Singapore has been suffering roller-coaster growth in the wake of the 2009 Financial Crisis. In 2010, the nation posted an astounding growth rate of 15 percent. In the first quarter of 2010, the country posted a annualized growth rate of a nearly unbelievable 36.4 percent. Now, through 2012 the government is hoping that the nation etched out an overall annual growth rate of 1.5%.
The last two quarters have seen a dramatic drop in GDP and the country is technically in recession. In the third quarter the Singaporean economy shrank by an estimated 5.9% (annualized), largely due to a drop in exports. Now through the forth quarter the economy has shrunk at a rate of 4%.
These large swings in GDP growth are caused by a high dependency on exports and a small external market unable to absorb economic downturns. Further, while the government has launched public service projects, such as building more public housing, they also exercise fiscal conservatism and have been careful not to create any stimulus bubbles.
The government is optimistic it can get growth back on track though projects growth rates of only 1 to 2 percent through 2013. Even this modest recovery will be highly dependent on stability in major export markets, such as the United States and China. Should either country slip into recession Singapore would likely be dragged into negative growth.
Interestingly unemployment rate actually reported a slight decline from 2% to 1.9%. With tightening immigration restrictions and a tight labor market, most companies are eager to hold onto acquired talent. This creates a general environment in which most companies are willing to see a drop in profits, but will not institute lay-offs out of fear that they will not be able to reacquire an equally talented workforce.
The overall growth, however, has helped fuel high-levels of inflation with housing and other costs spiraling out of control. While the government has responded by launching new public housing projects and encouraging private sector investments, work remains to be done to deflate the market.
The turbulent economy in combination with high costs of living have amped up pressure on the People's Action party, which has ruled the country unchallenged since 1965. While the party still dominates the Parliament, controlling 81 of 87 elected seats, its approval rating of 60 percent marks one of the lowest ratings in the party's history.

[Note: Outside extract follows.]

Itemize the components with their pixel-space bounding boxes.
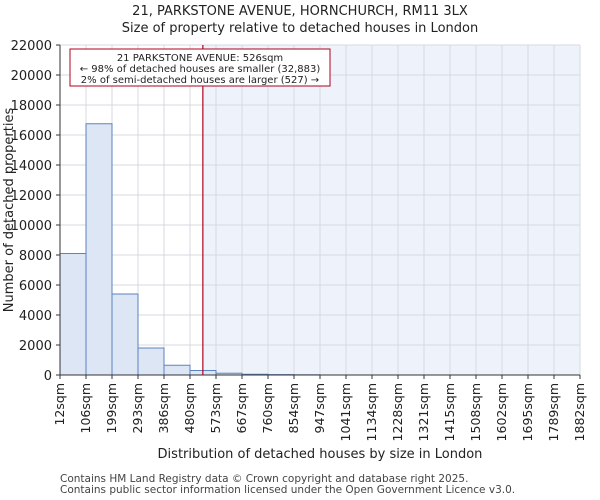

Whether or not Singapore's economic decline is merely a readjustment after posting strong growth in 2011 or signals a growing global recession, remains to be seen. Positive manufacturing growth in China and continued strong economic performance among many ASEAN nations, including Indonesia and the Philippines are offering hope that the Asian region itself can avoid widespread recession. Still with the U.S. economy poised to face setbacks in the wake of the U.S. Federal government's continued inability to tackle its massive revenue and expenditure problems, the risk of a global recession continues to grow.